Over the years, you might have heard of rants and complaints about all the cities looking the same because of the visual generalization of the infrastructure and the architecture. Indian metro cities, due to the late 2000s IT boom, had to cater to the infrastructural requirements of the sector. The consequent economic growth reward was always big enough to accommodate certain compromises when it came to preserving the typology of a city. The change was not something that happened overnight but was a product of gradual growth and development decisions over a long course of time. With the development of the new sector, came new job opportunities and mass migration of the population, resulting in a massive cultural shift within a short period of time, regardless of the fact that the cities might not have been ready for such changes at the time.

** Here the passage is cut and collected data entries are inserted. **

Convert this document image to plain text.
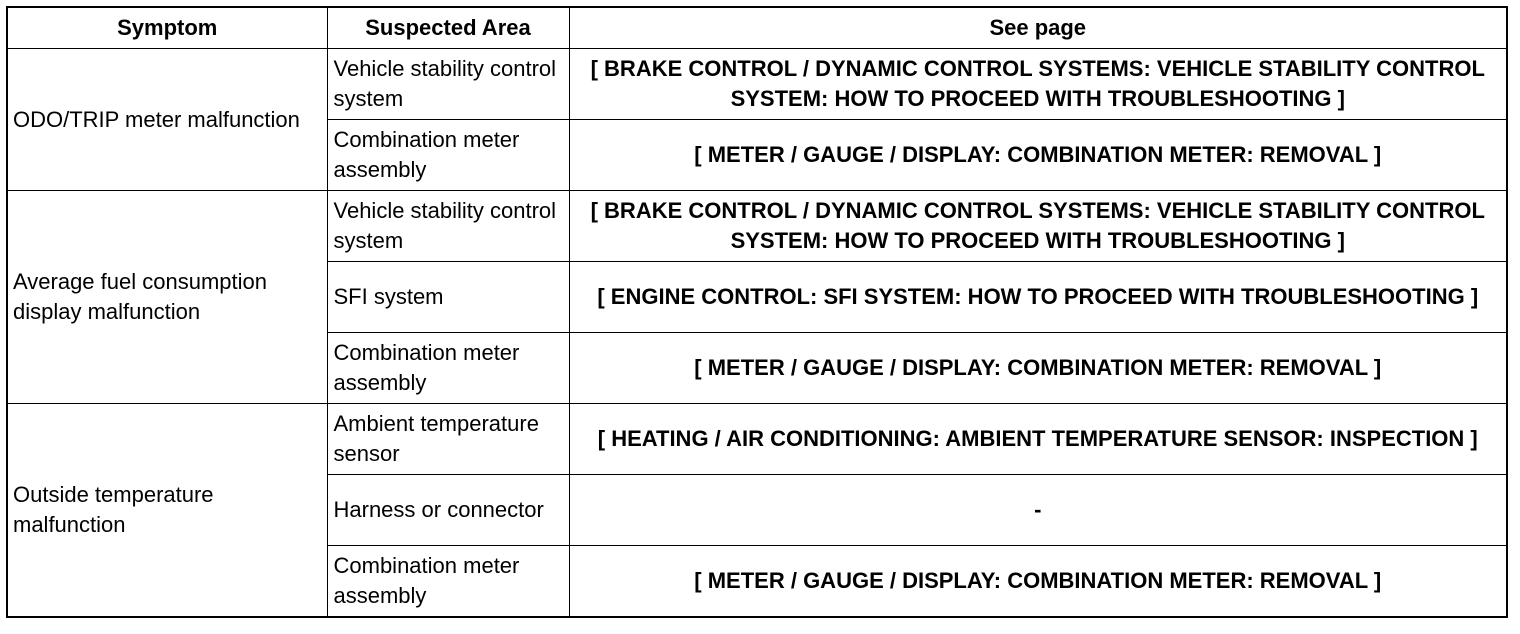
Symptom	Suspected Area	See page
ODO/TRIP meter malfunction	Vehicle stability control system	[ BRAKE CONTROL / DYNAMIC CONTROL SYSTEMS: VEHICLE STABILITY CONTROL SYSTEM: HOW TO PROCEED WITH TROUBLESHOOTING ]
	Combination meter assembly	[ METER / GAUGE / DISPLAY: COMBINATION METER: REMOVAL ]
Average fuel consumption display malfunction	Vehicle stability control system	[ BRAKE CONTROL / DYNAMIC CONTROL SYSTEMS: VEHICLE STABILITY CONTROL SYSTEM: HOW TO PROCEED WITH TROUBLESHOOTING ]
	SFI system	[ ENGINE CONTROL: SFI SYSTEM: HOW TO PROCEED WITH TROUBLESHOOTING ]
	Combination meter assembly	[ METER / GAUGE / DISPLAY: COMBINATION METER: REMOVAL ]
Outside temperature malfunction	Ambient temperature sensor	[ HEATING / AIR CONDITIONING: AMBIENT TEMPERATURE SENSOR: INSPECTION ]
	Harness or connector	-
	Combination meter assembly	[ METER / GAUGE / DISPLAY: COMBINATION METER: REMOVAL ]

Typologies are not just building aesthetics and methods but go beyond that. For any place, from a human scale and human experience factor, the building typologies are no less than the identity of the place. The local arts and crafts, combined with the building methods and aesthetics, become the elements that define the place and the culture, language being the most important of all.

Alphonse Daudet wrote in his book that language is the key to cultural preservation and local identity, that one must hold on to strongly. A city/town/village is made up of both physical and non-physical elements - the stories, folklores, music, lakes, gardens, places of worship, the markets, commerce etc., and within all this, language is the foundation of everything. Bangalore is a place where cultures overlap, languages clash, and identities are always underrepresented, simply because of the overwhelming numbers of each. It is a place where environmental sustainability is more talked about than social sustainability among the general population, when both require equal attention and importance.

For contemporary city culture to co-exist with the traditional hyperlocal elements of the city, it becomes important to address the need to conserve the non-physical elements of the place. Buildings might replaced with the new ones, but it is the stories and the poems that traverse through time. For anything to be relevant, it becomes important for those things to stay visible, not just as a reminder, but as a sign of significance.


So for the city to recognize that its cultural identity is at risk, why wouldn't it make sense to demand the due respect and non-alienation of the very language that the city is made of? Kannada on signboards can be seen as a feasible step.